アニマルシェルターに収容されている動物のケアには、感染症の予防、ケージの大きさ、動物の数に見合った職員数、 提供される飼料の質、その他多くの考慮すべき事項があります。しかし重要なのは、動物自身がどう感じているかであって、動物の主観的な満足度の指標としてQuality of Life(QOL:生活の質)が用いられます。シェルターにおいて、QOLは動物福祉の観点から重要であるばかりでなく、シェルター特有の事情からも非常に重要です。それは譲渡と安楽殺です。
QOLの高い動物は、親しみやすさ、活動性、落ち着き、従順さなど、譲渡希望者に好まれる特性を示すため、早期に譲渡されます。逆に無力感、抑うつ、恐怖など、QOLが低い動物が示す特性は譲渡希望者に好まれないため、譲渡が遅れます。譲渡が遅れ、シェルターへの滞在期間が長くなると、QOLがさらに低下し、さらに譲渡が遅れるという悪循環が生まれます。つまりQOLは動物の譲渡に大きな影響を与えるのです。また、QOLが非常に低下した状態は「死よりも悪い生」とみなされ、安楽殺が検討されます。QOLは安楽殺の決定にも大きな影響を与えるのです。
極論すると、動物のQOLは快と不快のバランスであるといえます。不快に傾くとQOLが低下します。不快の重要な要因は「苦痛」です。苦痛には身体的苦痛と精神的苦痛があり、どちらもQOLを低下させますが、現代では精神的苦痛の重要性について強調されています。

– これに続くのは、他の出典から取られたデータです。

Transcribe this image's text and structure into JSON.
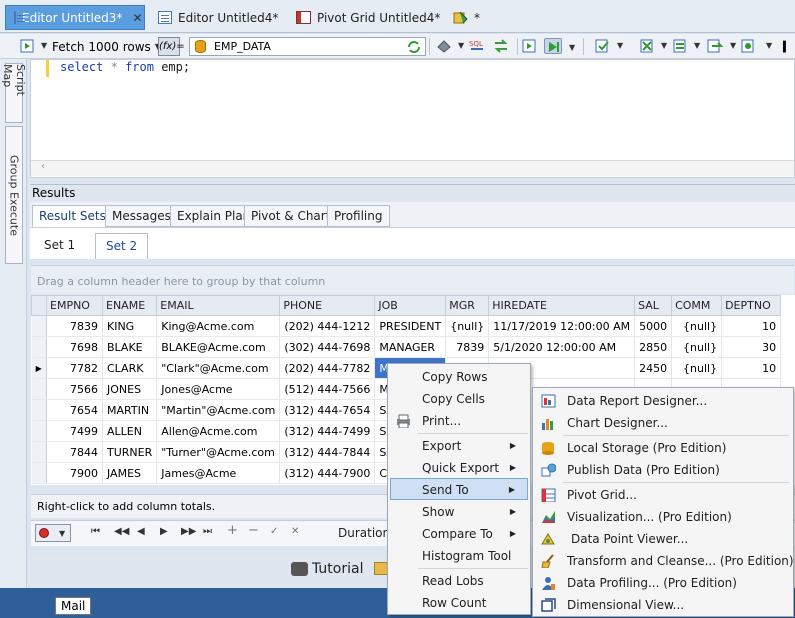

では、動物のQOLはどのように測定すればよいのでしょうか。人間のQOLの測定には調査紙(いわゆるアンケート用紙)が用いられますが、動物には主観的状態を表現する術がありません。また、動物が置かれている状況を測定し定量化したとしても、それは必ずしも動物の主観的状態を示すとは限りません。
動物のQOLの測定によく用いられているのが行動評価です。行動の変化、特に異常行動は、動物が直面している課題や、動物がその課題に適切に対処できているかどうかを示します。一般に快に傾いている動物は、その動物固有の一般的な行動を示します。しかし行動自体が正常であっても、その頻度や持続時間にも留意する必要があります。過剰な吠えや引きこもり、攻撃性などの異常行動は、QOLの低下のひとつの指標として用いられます。また、ストレスがQOL低下をもたらすという仮説のもと、コルチゾールの測定によりストレスレベルを評価することが試みられています。
しかし、アニマルシェルターという特殊な環境は、環境の激変や収容環境そのものがQOLを損なうばかりではなく、通常とは異なる環境下においては異常行動やストレスを示しやすく、QOLの測定自体も困難です。動物がシェルターに入ってからの数日間にQOLの測定を試みても、有意な結果は得られないといわれています。シェルターで動物のQOLを判定するための実用的な尺度として、QOLが高い動物の状態を表現することが提案されています。動物の状態がこのリストから逸脱することが、QOL低下を示す指標になると考えられています。